Hyper-connectivity despite pathologically-reduced beta activity in the motor cortex of patients with Parkinson’s disease

UNO Criss Library, Room 107

Parkinson’s disease (PD) is a progressive debilitating neurodegenerative disorder clinically manifested by motor, posture and gait abnormalities. Human neurophysiological studies recording local field potentials within the subthalamic nucleus and scalp-based electroencephalography have shown pathological beta activity throughout the basal ganglia-thalamic-cortical motor network in PD. Notably, suppression of this pathological beta activity by dopamine replacement therapy or deep-brain stimulation has been associated with improved motor function. However, due to the invasive nature of these studies, it remains unknown whether this “pathological beta” is actually stronger than that observed in healthy demographically-matched controls.
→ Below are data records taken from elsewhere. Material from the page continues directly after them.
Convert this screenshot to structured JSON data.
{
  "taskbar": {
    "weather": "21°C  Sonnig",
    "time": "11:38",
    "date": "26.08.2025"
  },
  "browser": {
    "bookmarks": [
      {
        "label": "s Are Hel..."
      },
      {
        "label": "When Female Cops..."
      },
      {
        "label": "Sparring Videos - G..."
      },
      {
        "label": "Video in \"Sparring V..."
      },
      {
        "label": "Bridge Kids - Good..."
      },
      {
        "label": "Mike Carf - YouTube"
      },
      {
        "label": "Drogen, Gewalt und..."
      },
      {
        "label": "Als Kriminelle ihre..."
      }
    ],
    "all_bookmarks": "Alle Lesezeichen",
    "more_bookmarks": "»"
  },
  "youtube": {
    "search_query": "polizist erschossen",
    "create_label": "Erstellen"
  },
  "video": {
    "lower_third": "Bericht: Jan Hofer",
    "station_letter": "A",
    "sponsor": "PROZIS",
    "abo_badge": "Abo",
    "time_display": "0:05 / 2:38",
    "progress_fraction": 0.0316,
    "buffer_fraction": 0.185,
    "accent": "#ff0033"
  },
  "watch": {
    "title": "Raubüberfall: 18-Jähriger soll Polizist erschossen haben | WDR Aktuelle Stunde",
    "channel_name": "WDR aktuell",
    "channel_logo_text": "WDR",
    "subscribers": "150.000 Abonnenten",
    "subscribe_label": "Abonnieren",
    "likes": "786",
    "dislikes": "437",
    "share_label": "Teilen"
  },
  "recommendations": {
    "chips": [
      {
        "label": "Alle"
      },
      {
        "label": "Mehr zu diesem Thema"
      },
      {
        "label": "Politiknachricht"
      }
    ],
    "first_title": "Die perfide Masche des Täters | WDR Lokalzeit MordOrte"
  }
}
We used magnetoencephalography (MEG) to investigate neuronal connectivity and oscillatory amplitude in the beta range and lower frequencies during the resting-state in patients with PD and a matched group of patients without neurologic disease. Patients with PD were studied both in the practically-defined drug “OFF” state, and after administration of dopamine replacements. We found that beta oscillatory amplitude was reduced in the bilateral primary motor cortices of un-medicated patients with PD compared with controls. Administration of dopaminergic medications significantly increased beta oscillatory activity, thus having a normalizing effect. Interestingly, we also found significantly stronger beta connectivity between the primary motor cortices in un-medicated patients with PD compared with controls and that medication reduced this coupling, which is in agreement with the intra-operative studies. These results are also consistent with the known functionality of the basal ganglia-thalamic-cortical motor circuit, and the likely consequences of beta hyper-synchrony in the subthalamic nucleus of patients with PD.